En Cosmópolis (2003), la novela de Don DeLillo, hay un gesto que Cronenberg descarta en su adaptación cinematográfica. Tras acostarse con Kendra Hays, miembro del personal de seguridad al servicio de Packer, Eric y la mujer juegan con la pistola paralizante de ella. En el libro, el acto sexual culmina con la descarga de una cantidad de voltios de los que su protagonista se resentirá en las páginas siguientes. Sin embargo, Cronenberg congela esa conclusión para precipitarse sobre el detalle: el visor que recorre el torso desnudo de Eric. En manos de su director, ese gesto adquiere un extraño acento erótico, como si expresase el deseo del joven analista por fundirse com la tecnología que, a la postre, define su presencia en el mundo. La identidad del hombre, nos dice el cineasta canadiense, se derrama a su alrededor —la tecnología, el capital o las posesiones.
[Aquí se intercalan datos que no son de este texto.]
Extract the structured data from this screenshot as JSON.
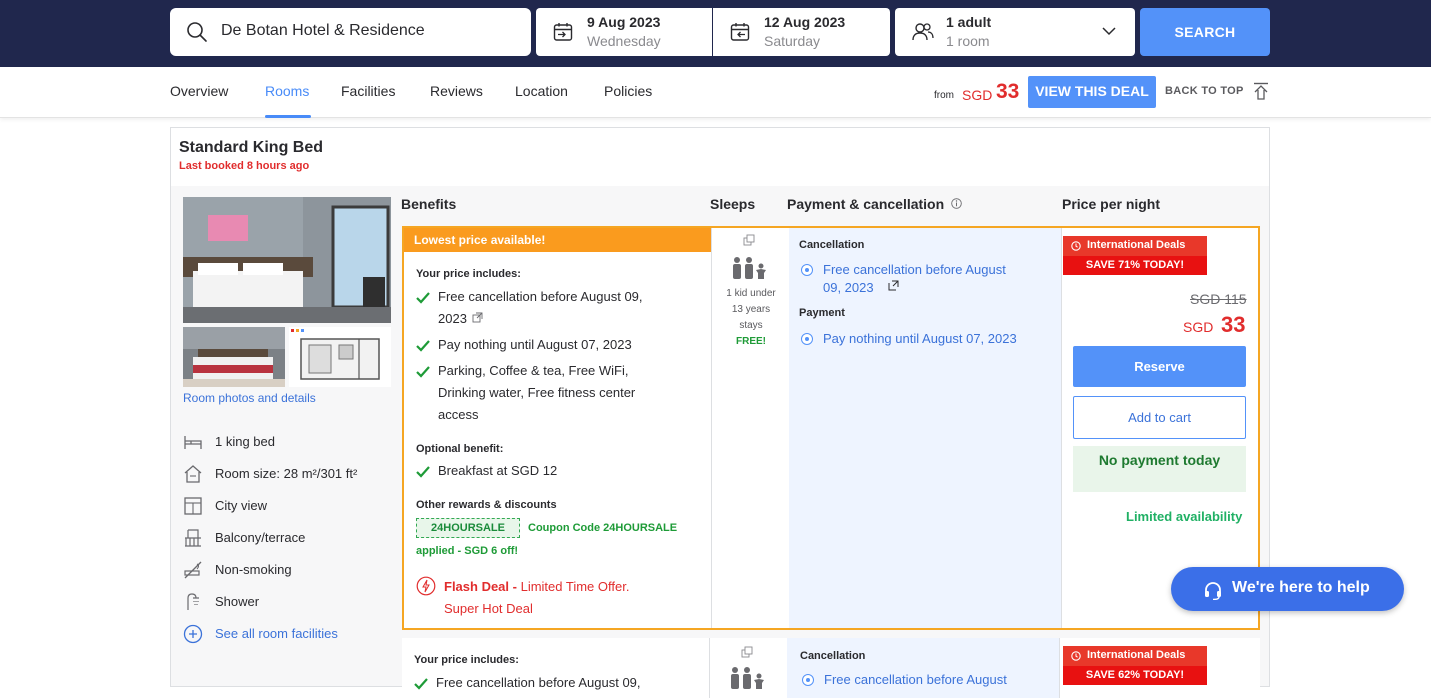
{
  "search": {
    "hotel": "De Botan Hotel & Residence",
    "checkin_date": "9 Aug 2023",
    "checkin_day": "Wednesday",
    "checkout_date": "12 Aug 2023",
    "checkout_day": "Saturday",
    "guests": "1 adult",
    "rooms": "1 room",
    "button": "SEARCH"
  },
  "nav": {
    "tabs": [
      "Overview",
      "Rooms",
      "Facilities",
      "Reviews",
      "Location",
      "Policies"
    ],
    "from_label": "from",
    "currency": "SGD",
    "from_price": "33",
    "deal_button": "VIEW THIS DEAL",
    "back_to_top": "BACK TO TOP"
  },
  "room": {
    "title": "Standard King Bed",
    "last_booked": "Last booked 8 hours ago",
    "photos_link": "Room photos and details",
    "amenities": [
      "1 king bed",
      "Room size: 28 m²/301 ft²",
      "City view",
      "Balcony/terrace",
      "Non-smoking",
      "Shower"
    ],
    "see_all": "See all room facilities"
  },
  "columns": {
    "benefits": "Benefits",
    "sleeps": "Sleeps",
    "payment": "Payment & cancellation",
    "price": "Price per night"
  },
  "offer1": {
    "badge": "Lowest price available!",
    "includes_label": "Your price includes:",
    "benefit1_line1": "Free cancellation before August 09,",
    "benefit1_line2": "2023",
    "benefit2": "Pay nothing until August 07, 2023",
    "benefit3_line1": "Parking, Coffee & tea, Free WiFi,",
    "benefit3_line2": "Drinking water, Free fitness center",
    "benefit3_line3": "access",
    "optional_label": "Optional benefit:",
    "optional1": "Breakfast at SGD 12",
    "rewards_label": "Other rewards & discounts",
    "coupon": "24HOURSALE",
    "coupon_text1": "Coupon Code 24HOURSALE",
    "coupon_text2": "applied - SGD 6 off!",
    "flash_bold": "Flash Deal -",
    "flash_text1": "Limited Time Offer.",
    "flash_text2": "Super Hot Deal",
    "sleeps_line1": "1 kid under",
    "sleeps_line2": "13 years",
    "sleeps_line3": "stays",
    "sleeps_free": "FREE!",
    "cancel_label": "Cancellation",
    "cancel_line1": "Free cancellation before August",
    "cancel_line2": "09, 2023",
    "payment_label": "Payment",
    "payment_item": "Pay nothing until August 07, 2023",
    "intl_badge": "International Deals",
    "save_badge": "SAVE 71% TODAY!",
    "old_price": "SGD 115",
    "currency": "SGD",
    "price": "33",
    "reserve": "Reserve",
    "add_to_cart": "Add to cart",
    "no_payment": "No payment today",
    "limited": "Limited availability"
  },
  "offer2": {
    "includes_label": "Your price includes:",
    "benefit1": "Free cancellation before August 09,",
    "cancel_label": "Cancellation",
    "cancel_line1": "Free cancellation before August",
    "intl_badge": "International Deals",
    "save_badge": "SAVE 62% TODAY!"
  },
  "help": {
    "label": "We're here to help"
  },
  "colors": {
    "header_bg": "#20274d",
    "accent_blue": "#5392f9",
    "price_red": "#e12d2d",
    "orange": "#fa9b1e",
    "green": "#1e9b37"
  }
}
Esa clase de movimiento, una suerte de travelling que da cuenta de todo aquello que nos rodea, es uno de los métodos que emplea para concebir la condición humana de sus personajes. Así, por ejemplo, en Inseparables resulta demoledora la comprensión que los Mantle tienen de lo humano: además de la imagen del instrumental quirúrgico para operar a una mujer mutante, una de las escenas más celebradas es aquella en la que su profesor de medicina les reprocha haber diseñado un fórceps que solo puede utilizarse con cadáveres.
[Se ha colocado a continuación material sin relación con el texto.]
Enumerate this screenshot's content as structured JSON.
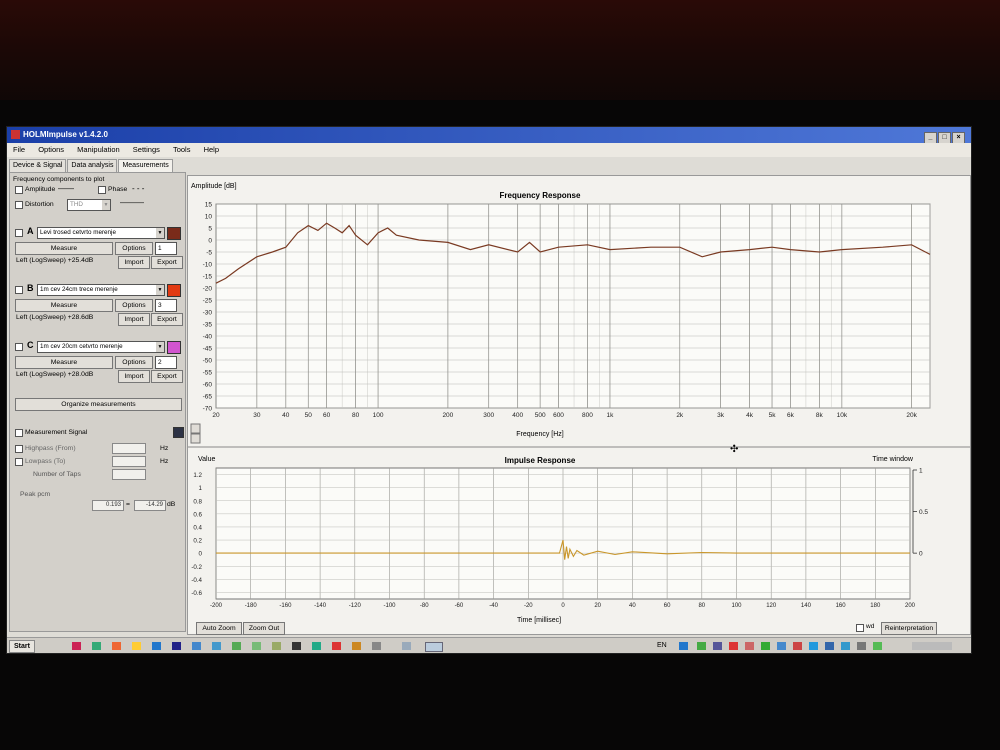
{
  "app": {
    "title": "HOLMImpulse  v1.4.2.0"
  },
  "menu": [
    "File",
    "Options",
    "Manipulation",
    "Settings",
    "Tools",
    "Help"
  ],
  "tabs": [
    "Device & Signal",
    "Data analysis",
    "Measurements"
  ],
  "left": {
    "components_title": "Frequency components to plot",
    "amplitude": "Amplitude",
    "phase": "Phase",
    "distortion": "Distortion",
    "thd": "THD",
    "measurements": [
      {
        "letter": "A",
        "name": "Levi trosed cetvrto merenje",
        "color": "#7a2b1a",
        "measure": "Measure",
        "options": "Options",
        "num": "1",
        "info": "Left (LogSweep) +25.4dB",
        "import": "Import",
        "export": "Export"
      },
      {
        "letter": "B",
        "name": "1m cev 24cm trece merenje",
        "color": "#e23a12",
        "measure": "Measure",
        "options": "Options",
        "num": "3",
        "info": "Left (LogSweep) +28.6dB",
        "import": "Import",
        "export": "Export"
      },
      {
        "letter": "C",
        "name": "1m cev 20cm cetvrto merenje",
        "color": "#d255cf",
        "measure": "Measure",
        "options": "Options",
        "num": "2",
        "info": "Left (LogSweep) +28.0dB",
        "import": "Import",
        "export": "Export"
      }
    ],
    "organize": "Organize measurements",
    "measurement_signal": "Measurement Signal",
    "highpass": "Highpass (From)",
    "lowpass": "Lowpass (To)",
    "taps": "Number of Taps",
    "hz": "Hz",
    "peak_label": "Peak pcm",
    "peak_value": "0.193",
    "peak_equals": "=",
    "peak_db": "-14.29",
    "db": "dB"
  },
  "chart_data": [
    {
      "type": "line",
      "title": "Frequency Response",
      "ylabel": "Amplitude [dB]",
      "xlabel": "Frequency [Hz]",
      "x_scale": "log",
      "xlim": [
        20,
        24000
      ],
      "ylim": [
        -70,
        15
      ],
      "yticks": [
        15,
        10,
        5,
        0,
        -5,
        -10,
        -15,
        -20,
        -25,
        -30,
        -35,
        -40,
        -45,
        -50,
        -55,
        -60,
        -65,
        -70
      ],
      "xticks": [
        20,
        30,
        40,
        50,
        60,
        80,
        100,
        200,
        300,
        400,
        500,
        600,
        800,
        1000,
        2000,
        3000,
        4000,
        5000,
        6000,
        8000,
        10000,
        20000
      ],
      "xtick_labels": [
        "20",
        "30",
        "40",
        "50",
        "60",
        "80",
        "100",
        "200",
        "300",
        "400",
        "500",
        "600",
        "800",
        "1k",
        "2k",
        "3k",
        "4k",
        "5k",
        "6k",
        "8k",
        "10k",
        "20k"
      ],
      "series": [
        {
          "color": "#7a3a22",
          "x": [
            20,
            22,
            25,
            30,
            35,
            40,
            45,
            50,
            55,
            60,
            65,
            70,
            75,
            80,
            90,
            100,
            110,
            120,
            150,
            200,
            250,
            300,
            400,
            450,
            500,
            600,
            800,
            1000,
            1500,
            2000,
            2500,
            3000,
            4000,
            5000,
            6000,
            8000,
            10000,
            15000,
            20000,
            24000
          ],
          "y": [
            -18,
            -16,
            -12,
            -7,
            -5,
            -3,
            3,
            6,
            4,
            7,
            5,
            3,
            6,
            2,
            -2,
            3,
            5,
            2,
            0,
            -1,
            -4,
            -2,
            -5,
            -1,
            -5,
            -3,
            -2,
            -4,
            -3,
            -3,
            -7,
            -5,
            -4,
            -3,
            -4,
            -5,
            -4,
            -3,
            -2,
            -6
          ]
        }
      ]
    },
    {
      "type": "line",
      "title": "Impulse Response",
      "ylabel": "Value",
      "xlabel": "Time [millisec]",
      "xlim": [
        -200,
        200
      ],
      "ylim": [
        -0.7,
        1.3
      ],
      "yticks": [
        1.2,
        1,
        0.8,
        0.6,
        0.4,
        0.2,
        0,
        -0.2,
        -0.4,
        -0.6
      ],
      "xticks": [
        -200,
        -180,
        -160,
        -140,
        -120,
        -100,
        -80,
        -60,
        -40,
        -20,
        0,
        20,
        40,
        60,
        80,
        100,
        120,
        140,
        160,
        180,
        200
      ],
      "right_axis_label": "Time window",
      "right_ticks": [
        "1",
        "0.5",
        "0"
      ],
      "series": [
        {
          "color": "#c9962a",
          "x": [
            -200,
            -2,
            0,
            1,
            2,
            3,
            4,
            6,
            8,
            12,
            20,
            30,
            40,
            60,
            80,
            100,
            110,
            200
          ],
          "y": [
            0,
            0,
            0.2,
            -0.1,
            0.1,
            -0.08,
            0.06,
            -0.05,
            0.04,
            -0.03,
            0.03,
            -0.02,
            0.02,
            -0.01,
            0.01,
            0,
            0,
            0
          ]
        }
      ]
    }
  ],
  "bottom": {
    "autozoom": "Auto Zoom",
    "zoomout": "Zoom Out",
    "wdelay": "wd",
    "reinterpret": "Reinterpretation"
  },
  "taskbar": {
    "start": "Start",
    "lang": "EN"
  }
}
A lo largo de su carrera, David Cronenberg no ha cesado de preguntarse cuáles son los elementos determinantes que integran y vertebran nuestra identidad. En ocasiones, la virulencia de sus imágenes ha excavado en ese caparazón con el que nos protegemos del mundo. En otras, su paciencia de observador atento le ha llevado a retratar, con inquietante precisión, uno de los sentimientos que mejor definen lo que significa estar en el mundo: la propiedad. Así, en la formidable Spider (2002), pone en escena su particular desayuno sobre la hierba en el que un grupo de enfermos mentales —entre ellos Spider— salen a tomar un pequeño almuerzo campestre fuera de la vigilancia médica. Insólito y sencillo, el episodio refleja con extraordinaria lucidez el momento justo en el que las acciones de sus protagonistas ven restituidas su sentido de la propiedad. Esa identidad que, en M. Butterfly (1993), terminará apropiándose el personaje de Gallimard con el patético gesto de disfrazarse de esa amante que nunca existió como tal; un gesto que nos descubre cómo, a su manera, tampoco el Gallimard que conocimos era su auténtico Yo.

La vocación literaria de David Cronenberg perdió fuelle desde el mismo momento en que comenzó a desarrollar sus inquietudes cinematográficas —él mismo se reconocía como un mal escritor que trataba de asimilar el estilo de Nabokov. Sin embargo, aquel amor infantil por la entomología es uno de los rasgos que todavía perviven en su mirada personal sobre el mundo. En sus manos, la condición humana es algo así como el paciente/la víctima de un científico loco empeñado en descubrir qué se esconde tras la identidad del hombre. Tal vez por eso, la repulsión y el desconcierto que provoca su forma de afrontar en imágenes esa vida repleta de mutaciones y cambios, que se compone y desintegra ante nuestros ojos, sea lo más cercano a ese shock primitivo que nos embarga cuando nos preguntamos por nuestra identidad, nuestra sexualidad o nuestro presente. Cuando, en algún momento de nuestra vida, sentimos la necesidad de buscar nuestro propio espacio.